1. Export all vector data from existing index
2. Create new index with `max_document_text_size = 0`
3. Re-import only the vector data
4. Text storage files can be deleted

## Common Issues and Solutions

### Issue: "Document text not found" errors after migration
**Cause**: Trying to access text for documents added before text storage was enabled.
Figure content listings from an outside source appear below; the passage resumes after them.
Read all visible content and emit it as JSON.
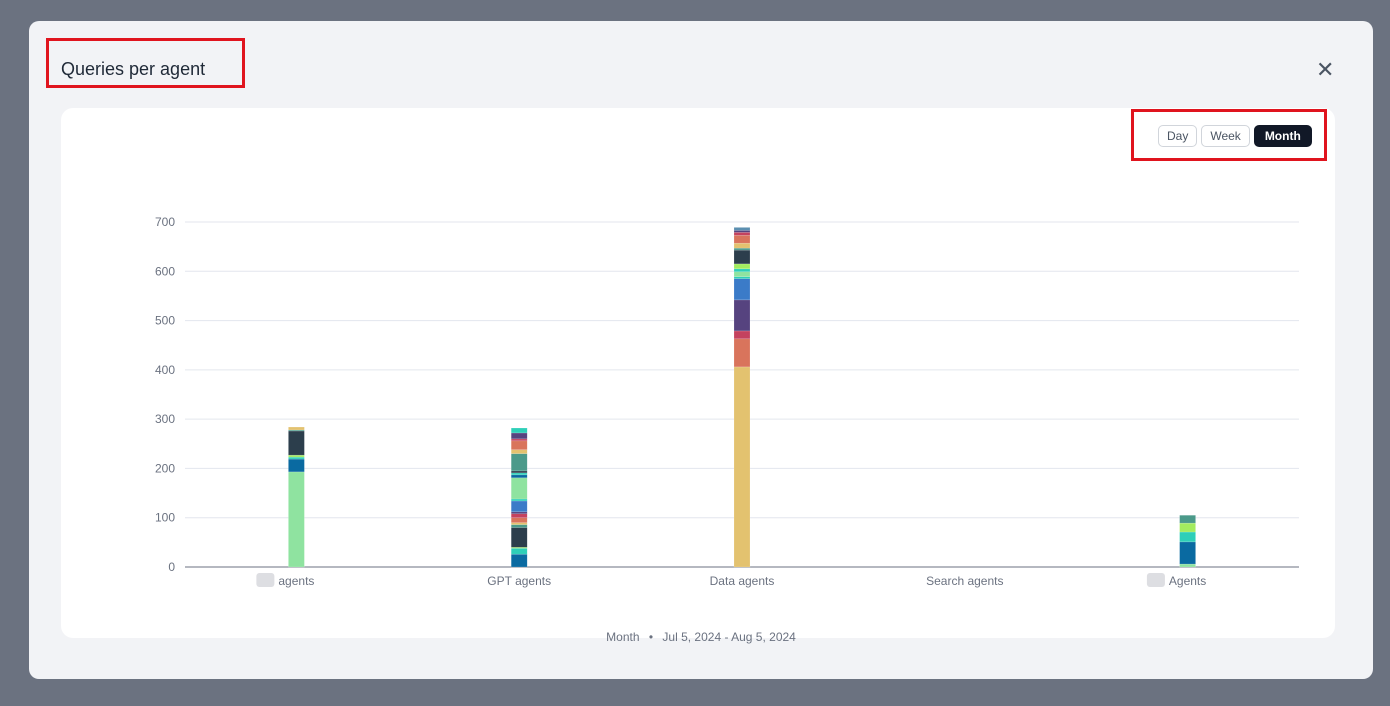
{
  "modal": {
    "title": "Queries per agent",
    "close_icon": "close-icon"
  },
  "toggle": {
    "options": [
      "Day",
      "Week",
      "Month"
    ],
    "selected": "Month"
  },
  "footer": {
    "period": "Month",
    "separator": "•",
    "range": "Jul 5, 2024 - Aug 5, 2024"
  },
  "chart_data": {
    "type": "bar",
    "stacked": true,
    "grid": true,
    "ylim": [
      0,
      700
    ],
    "yticks": [
      0,
      100,
      200,
      300,
      400,
      500,
      600,
      700
    ],
    "categories": [
      "agents",
      "GPT agents",
      "Data agents",
      "Search agents",
      "Agents"
    ],
    "category_prefix_blurred": [
      true,
      false,
      false,
      false,
      true
    ],
    "stacks": [
      [
        [
          193,
          "#8fe3a0"
        ],
        [
          26,
          "#0a6aa1"
        ],
        [
          4,
          "#2ecfb8"
        ],
        [
          4,
          "#a3ec5f"
        ],
        [
          49,
          "#2c3e4c"
        ],
        [
          2,
          "#4b9a8a"
        ],
        [
          6,
          "#e3c26f"
        ]
      ],
      [
        [
          26,
          "#0a6aa1"
        ],
        [
          12,
          "#2ecfb8"
        ],
        [
          2,
          "#a3ec5f"
        ],
        [
          40,
          "#2c3e4c"
        ],
        [
          6,
          "#4b9a8a"
        ],
        [
          4,
          "#e3c26f"
        ],
        [
          10,
          "#d9745c"
        ],
        [
          8,
          "#c4425f"
        ],
        [
          4,
          "#56437f"
        ],
        [
          22,
          "#3b7bc8"
        ],
        [
          4,
          "#2ecfb8"
        ],
        [
          43,
          "#8fe3a0"
        ],
        [
          6,
          "#0a6aa1"
        ],
        [
          4,
          "#2ecfb8"
        ],
        [
          4,
          "#2c3e4c"
        ],
        [
          35,
          "#4b9a8a"
        ],
        [
          8,
          "#e3c26f"
        ],
        [
          18,
          "#d9745c"
        ],
        [
          4,
          "#c4425f"
        ],
        [
          12,
          "#56437f"
        ],
        [
          10,
          "#2ecfb8"
        ]
      ],
      [
        [
          406,
          "#e3c26f"
        ],
        [
          57,
          "#d9745c"
        ],
        [
          16,
          "#c4425f"
        ],
        [
          63,
          "#56437f"
        ],
        [
          43,
          "#3b7bc8"
        ],
        [
          4,
          "#2ecfb8"
        ],
        [
          10,
          "#8fe3a0"
        ],
        [
          6,
          "#2ecfb8"
        ],
        [
          10,
          "#a3ec5f"
        ],
        [
          28,
          "#2c3e4c"
        ],
        [
          4,
          "#4b9a8a"
        ],
        [
          10,
          "#e3c26f"
        ],
        [
          16,
          "#d9745c"
        ],
        [
          6,
          "#c4425f"
        ],
        [
          4,
          "#56437f"
        ],
        [
          6,
          "#5b8fb0"
        ]
      ],
      [],
      [
        [
          6,
          "#8fe3a0"
        ],
        [
          45,
          "#0a6aa1"
        ],
        [
          20,
          "#2ecfb8"
        ],
        [
          18,
          "#a3ec5f"
        ],
        [
          16,
          "#4b9a8a"
        ]
      ]
    ]
  }
}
**Solution**: Handle the error gracefully:
```rust
match index.get_document_text(doc_id).await {
    Ok(text) => println!("Text: {}", text),
    Err(ShardexError::DocumentTextNotFound { .. }) => {
        println!("Legacy document - no text available");
    }
    Err(e) => eprintln!("Error: {}", e),
}
```

### Issue: Performance degradation after enabling text storage
**Cause**: Usually not caused by text storage itself, but by changes in usage patterns.

**Solutions:**
1. Monitor actual memory usage - text storage uses memory-mapped files
2. Check if you're accidentally reading large documents frequently
3. Verify your `max_document_text_size` is appropriate
4. Use text extraction selectively, not for every search result

### Issue: "Document too large" errors
**Cause**: Documents exceed the `max_document_text_size` limit.

**Solutions:**
```rust
// Increase limit if appropriate
.max_document_text_size(50 * 1024 * 1024) // 50MB

// Or split large documents into smaller chunks
fn split_large_document(text: &str, max_size: usize) -> Vec<String> {
    text.chars()
        .collect::<Vec<char>>()
        .chunks(max_size)
        .map(|chunk| chunk.iter().collect())
        .collect()
}
```

### Issue: WAL files growing large after migration
**Cause**: Document replacement operations can generate more WAL entries.

**Solution**: Ensure regular flushing:
```rust
// Flush periodically for long-running operations
if batch_count % 100 == 0 {
    index.flush().await?;
}
```

## Best Practices

1. **Start Small**: Test with a small subset of your data first
2. **Monitor Performance**: Watch memory usage and search latency during migration
3. **Graceful Degradation**: Always handle `DocumentTextNotFound` errors gracefully
4. **Atomic Operations**: Use `replace_document_with_postings` for consistency
5. **Size Limits**: Set appropriate document size limits for your use case
6. **Error Handling**: Implement comprehensive error handling for all text operations
7. **Testing**: Test both text-enabled and legacy document scenarios
8. **Documentation**: Update your team's documentation about the new capabilities

## Getting Help

If you encounter issues during migration:

1. **Check Error Messages**: Text storage errors are descriptive and include suggestions
2. **Review Examples**: Look at `examples/document_text_*.rs` for working code
3. **Test Incrementally**: Migrate small portions at a time to isolate issues
4. **Community Support**: File issues on GitHub with minimal reproduction cases
5. **Rollback Plan**: Always have a rollback strategy ready

## Summary

Document text storage migration is designed to be:
- **Safe**: Full backward compatibility with existing code
- **Gradual**: Multiple migration strategies to fit your needs  
- **Robust**: Comprehensive error handling and recovery procedures
- **Flexible**: Enable/disable at configuration level

Choose the migration strategy that best fits your project's constraints and requirements. The gradual migration approach is recommended for production systems, while immediate migration works well for new features or development environments.